In the story, the AI-driven system produces working software, and the team suddenly feels a sizeable shift in their relationship to it. With an unfamiliar codebase, any traditional sense of ‘ownership’ becomes confounded. When AI can take on large scale rewriting and optimisation - and still produce working code - human developers will struggle to stay on top of the sheer volume of change via code review. And once a software development team no longer feels full ownership of their code, an entire industry will start to tip into the future.
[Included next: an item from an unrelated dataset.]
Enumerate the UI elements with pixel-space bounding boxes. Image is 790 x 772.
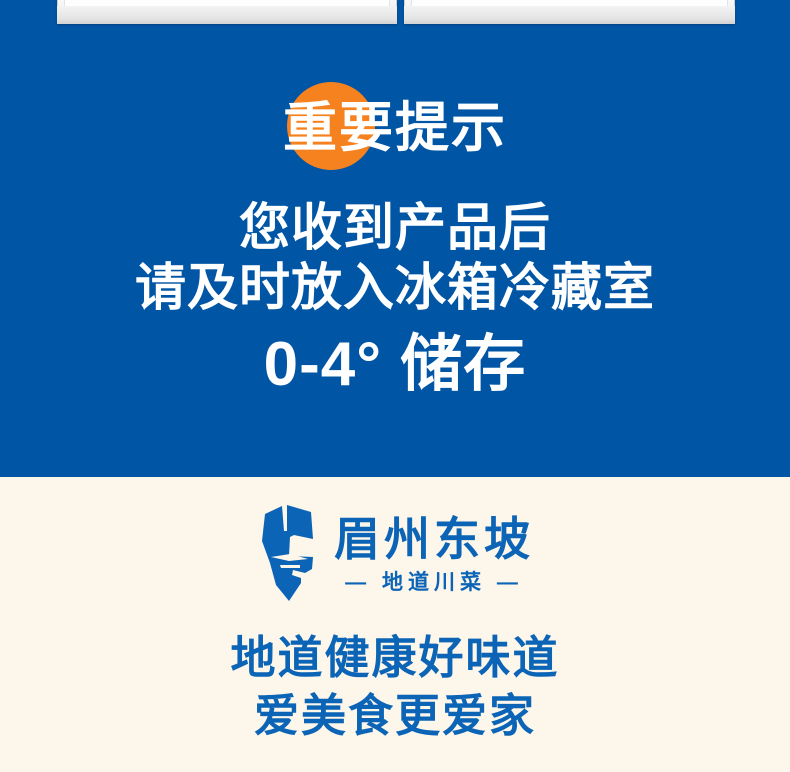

A few shifts will define the progression of AI-driven software development:

Once AI systems can regenerate entire codebases reliably and cheaply, businesses will gain a remarkable level of adaptability. Features that go unused could be stripped down or pivoted with ease. Integrations that would have taken many months could be complete in hours. This will lead to a rapid gold-rush era of software where any monetisable value proposition is up for grabs, countered by the rapid response of open-source software that is suddenly as good as its paid counterpart. From a value chain perspective, this represents a sharp lurch toward commoditisation: always on and cheap to use. There will be a simultaneous race: to the top for capabilities and personalisation, and to the bottom for price. Perhaps energy, compute and data will become the remaining value centres - and they are being built for economies of scale right now.

When mapping a value chain, commodities can progress into a state of evolution. My bet is that with software being increasingly tailored to specific use cases and ever-smaller and more specific segments, there is a pretty straight line to a future where everybody simply generates the software that they need at any given moment for the task at hand. Software ultimately becomes an impermanent layer capable of gluing contextual needs to results using whatever modality best suits the individual.

And that’s where Optimistic Futures really begins.